To those peasants, vampires represented the cosmic battle between good and evil, God and Satan, and were used to explain infant death, disease, loss of crops and cattle and other adversity, Collins said. In 1897, author Bram Stoker used Dracula to reflect the religious skepticism of his society and explore why harm comes to good people who develop into instruments of God to subdue the evil and restore justice.

Collins said the 20th century brought tormented, remorseful vampires whose evil natures were watered down and attributed to external hardships and psychological illnesses as society grappled to understand what made people do “evil” things. Think Anne Rice’s Interview with the Vampire, which portrays Lestat and Louis as not evil but tormented. Now on the scene are the Twilight vampires, including the undead Edward, a golden boy who resists premarital sex and avoids drinking human blood. This theme reflects the fears and anxieties of the teenage girls to whom the series is marketed, Collins said.

“The vampire has become the shadow side, the dangerous side of the human psyche,” he said.

Peacock said the recent changes could reflect a shift from the vampire as an overtly religious figure to a more-secular one, perhaps as a similar change takes place across society.

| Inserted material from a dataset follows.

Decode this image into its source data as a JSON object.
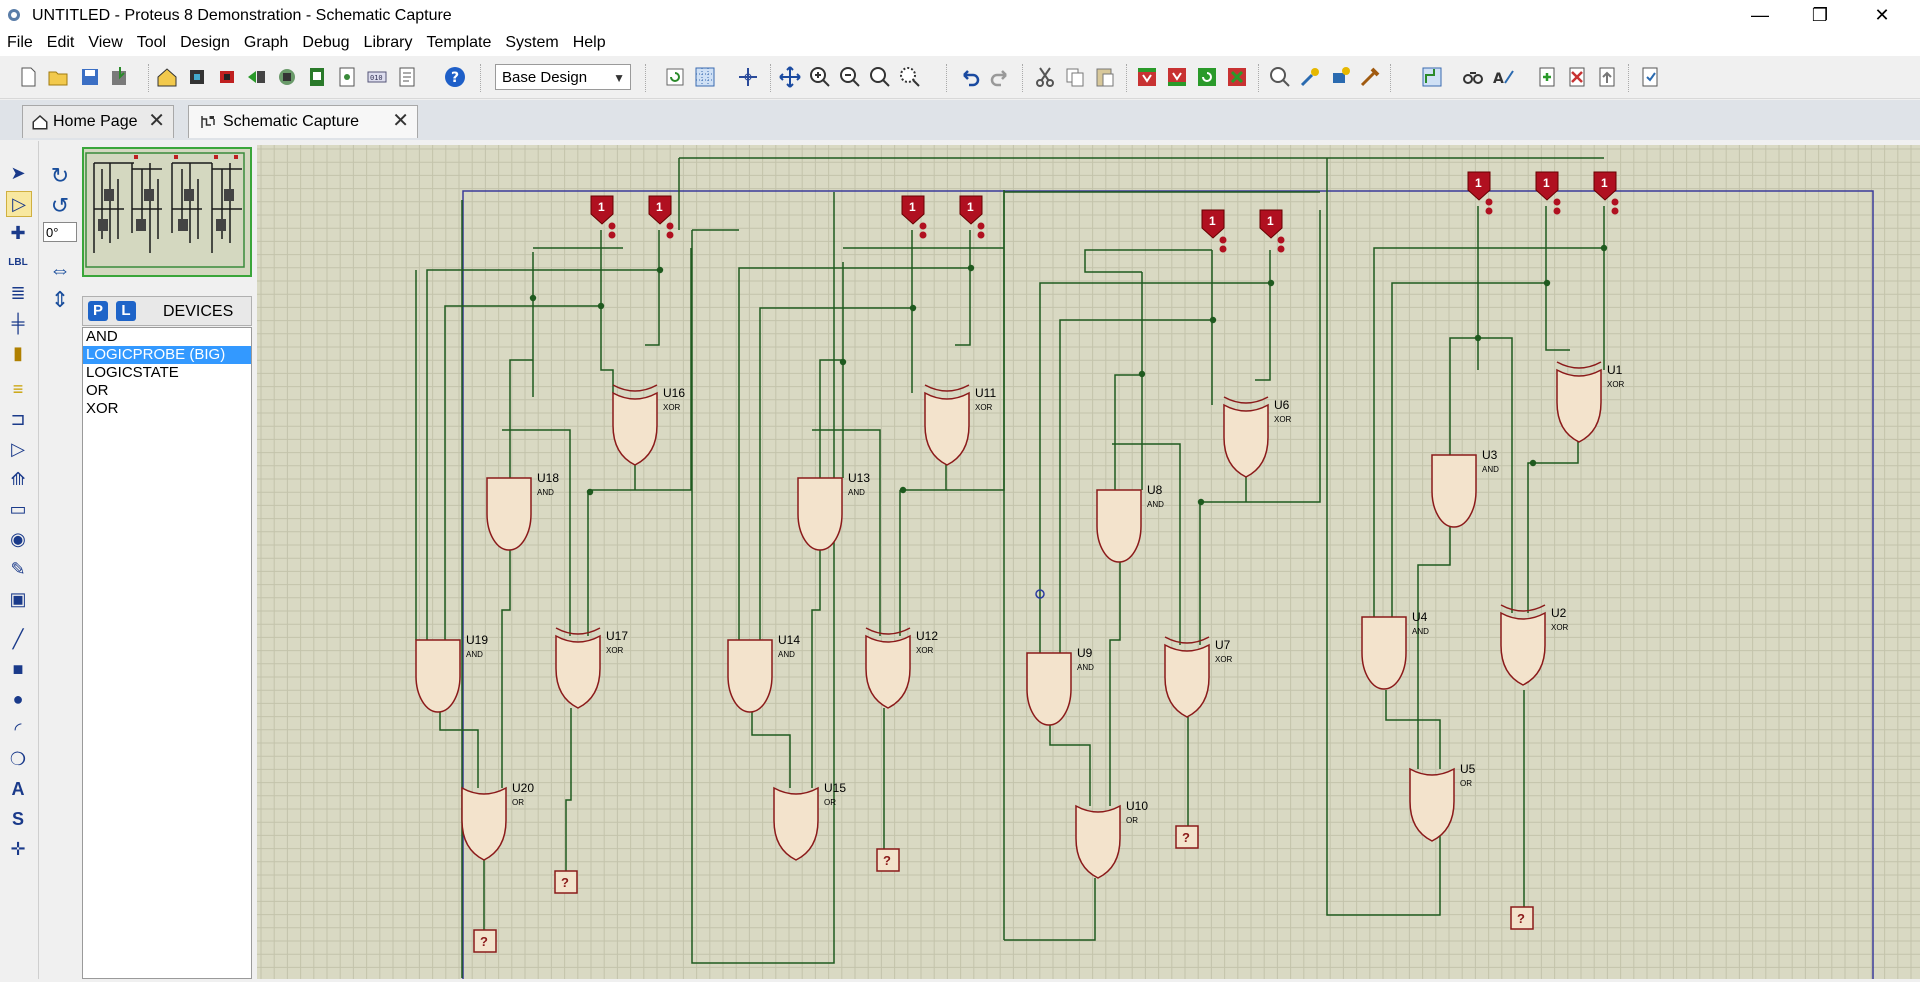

Consider the film Dracula 2000, in which the Prince of Darkness is revealed to be none other than Judas Iscariot, the apostle who betrayed Jesus Christ. (His death comes at the hands of a 21st century woman named Mary who works at a Virgin Megastore.)

Flash-forward about seven years: In the film 30 Days of Night, a woman cowers before a vampire, saying “Please, God. Please.” The villain asks, “God?” and after looking at the sky, shakes his head and declares, “No God.”

“The shift in theological tone is fascinating in and of itself,” Peacock said. “If there is a connection between a wane in religion and a wane in the vampire genre, that’s vastly fascinating."